Finally there is a big, undeniable voting fraud scandal. It has nothing to do with false impersonation or non-citizens voting. Instead, it involves the area that is most rife with fraud, which is absentee ballot voting. Why haven't the GOPers focused on this before? Because they're liars and were hoping to institute measures that nominally hurt Dem voters.
In this scandal, consultants for a GOP candidate running for a house seat hired a known local operative to round up absentee ballots. He paid relatives, neighbors, and friends to help with the work, which involved knocking on doors, getting people to sign the ballots, walking away with unsealed ballots, and filling them in later. Maybe I need to add 'allegedly.' However, there are numerous affadavits about the activities, including how the operative would get a $40K bonus if his candidate won. It looks very likely that a new election will be called. This is rare, but the level of fraud is substantial and the candidate thoroughly tainted. It would be travesty to certify the election, and it appears that will not happen, so a repeat election will be necessary.
This happened in North Carolina, but it could easily have happened elsewhere. The fraudsters are on the GOP side, but it could have been otherwise. However, make no mistake, the GOP chased other non-frauds and ignored this sort.
Will GOPers change their talking points about voter fraud? One would hope, but that wouldn't be typical of the GOP. They cling to their lies.
Image: ajc.com
1 comment:
One could argue that this kind of REAL vote fraud conducted by the GOP is both cause and effect for the lies.

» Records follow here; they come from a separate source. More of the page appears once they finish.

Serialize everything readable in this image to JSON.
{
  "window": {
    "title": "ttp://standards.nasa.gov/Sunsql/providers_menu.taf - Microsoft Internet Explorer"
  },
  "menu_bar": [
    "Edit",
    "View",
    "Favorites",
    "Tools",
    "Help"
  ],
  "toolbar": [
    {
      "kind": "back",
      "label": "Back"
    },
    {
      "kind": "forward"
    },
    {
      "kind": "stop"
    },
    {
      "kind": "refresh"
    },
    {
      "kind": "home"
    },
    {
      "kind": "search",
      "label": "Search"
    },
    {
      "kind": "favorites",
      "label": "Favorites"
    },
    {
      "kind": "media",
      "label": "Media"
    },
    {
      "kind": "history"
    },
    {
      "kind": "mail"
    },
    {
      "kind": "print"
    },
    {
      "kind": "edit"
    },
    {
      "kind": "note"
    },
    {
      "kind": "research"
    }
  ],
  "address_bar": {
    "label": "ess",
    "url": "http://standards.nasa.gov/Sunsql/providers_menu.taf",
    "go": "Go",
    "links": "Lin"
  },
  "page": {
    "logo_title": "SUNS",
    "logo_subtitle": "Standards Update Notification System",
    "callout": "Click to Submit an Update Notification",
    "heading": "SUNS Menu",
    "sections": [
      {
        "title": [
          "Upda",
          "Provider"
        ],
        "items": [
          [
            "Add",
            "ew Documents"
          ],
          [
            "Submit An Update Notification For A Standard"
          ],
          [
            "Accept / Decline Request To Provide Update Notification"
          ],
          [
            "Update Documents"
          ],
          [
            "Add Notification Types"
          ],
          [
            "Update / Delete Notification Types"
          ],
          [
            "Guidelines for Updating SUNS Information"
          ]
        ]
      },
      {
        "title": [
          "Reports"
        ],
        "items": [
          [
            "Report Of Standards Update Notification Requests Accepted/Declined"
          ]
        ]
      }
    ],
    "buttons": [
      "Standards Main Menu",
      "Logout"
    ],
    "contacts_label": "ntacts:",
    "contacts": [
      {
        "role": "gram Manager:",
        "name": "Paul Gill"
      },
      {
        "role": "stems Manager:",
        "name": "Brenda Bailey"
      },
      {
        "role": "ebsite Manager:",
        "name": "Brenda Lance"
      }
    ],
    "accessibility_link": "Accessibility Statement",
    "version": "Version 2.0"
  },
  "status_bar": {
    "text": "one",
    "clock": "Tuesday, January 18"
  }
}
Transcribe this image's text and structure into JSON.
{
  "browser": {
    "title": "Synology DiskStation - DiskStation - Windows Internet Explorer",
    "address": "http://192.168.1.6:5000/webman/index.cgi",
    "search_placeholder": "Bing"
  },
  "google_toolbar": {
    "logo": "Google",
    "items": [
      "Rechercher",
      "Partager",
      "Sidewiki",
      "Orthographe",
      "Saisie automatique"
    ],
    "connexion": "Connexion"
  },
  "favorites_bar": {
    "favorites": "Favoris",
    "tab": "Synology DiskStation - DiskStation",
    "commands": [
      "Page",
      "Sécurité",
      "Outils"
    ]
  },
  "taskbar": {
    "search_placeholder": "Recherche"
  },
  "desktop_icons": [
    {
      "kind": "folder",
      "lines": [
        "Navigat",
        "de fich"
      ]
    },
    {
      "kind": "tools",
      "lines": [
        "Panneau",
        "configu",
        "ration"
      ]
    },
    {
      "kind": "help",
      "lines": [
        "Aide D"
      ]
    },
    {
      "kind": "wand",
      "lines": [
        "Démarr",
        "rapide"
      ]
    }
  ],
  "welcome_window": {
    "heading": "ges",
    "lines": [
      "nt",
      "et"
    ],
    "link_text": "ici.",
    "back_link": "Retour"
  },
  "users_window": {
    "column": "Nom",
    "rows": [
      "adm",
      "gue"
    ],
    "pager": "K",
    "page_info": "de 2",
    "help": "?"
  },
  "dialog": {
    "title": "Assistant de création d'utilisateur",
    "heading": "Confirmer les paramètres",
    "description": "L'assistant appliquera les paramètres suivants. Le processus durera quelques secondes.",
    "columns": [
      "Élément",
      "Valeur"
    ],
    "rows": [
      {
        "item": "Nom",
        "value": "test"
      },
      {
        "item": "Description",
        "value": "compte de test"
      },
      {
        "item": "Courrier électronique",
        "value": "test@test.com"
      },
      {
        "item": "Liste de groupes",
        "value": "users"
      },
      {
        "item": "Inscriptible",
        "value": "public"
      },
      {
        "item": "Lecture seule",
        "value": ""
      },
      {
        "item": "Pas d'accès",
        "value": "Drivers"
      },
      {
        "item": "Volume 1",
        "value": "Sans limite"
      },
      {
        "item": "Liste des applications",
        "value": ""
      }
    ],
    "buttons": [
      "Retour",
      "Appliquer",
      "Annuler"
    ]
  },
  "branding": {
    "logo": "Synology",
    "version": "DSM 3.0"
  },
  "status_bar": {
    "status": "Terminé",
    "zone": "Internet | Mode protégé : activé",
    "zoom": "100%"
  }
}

They assert all sorts of fraud by their opponents as a reason to suppress their votes any way they can (voter ID, reducing ballot access where their opponents reside, etc.), and also encourage their own supporters (and candidates, in this case) to engage in fraud to supposedly balance out their opponents alleged fraud.
Naturally, Republicans argue that the fraudulent results from their efforts that favor them should stand, while the legitimate results when their opponents win are tainted. This is a kind of double-double standard that now the GOP INSISTS UPON, in all policy debates where their electoral interests are involved.
There's a reason voter fraud is so rare. It is hard to pull off on a scale like this and not be detected, and it has to be of sufficient scale to turn an election to be of any use. Conspiracies among a lot of people can't be kept quiet, but control of the process can twist the rules or make it harder to press such claims. But for individual voters, there's no incentive to engage in vote fraud since the penalties are (rightly) severe and potential advantage gained is small. Hence, going to great lengths to prevent individual voter fraud only succeeds in massively reducing legitimate voting (which is what they are after anyway) and the hubris of controlling the election apparatus inspires some GOP operatives to pursue every advantage on the presumption they won't be caught or can finesse it.
In NC, that same methodology worked in prior elections so it because de facto legit as far as the GOP was concerned.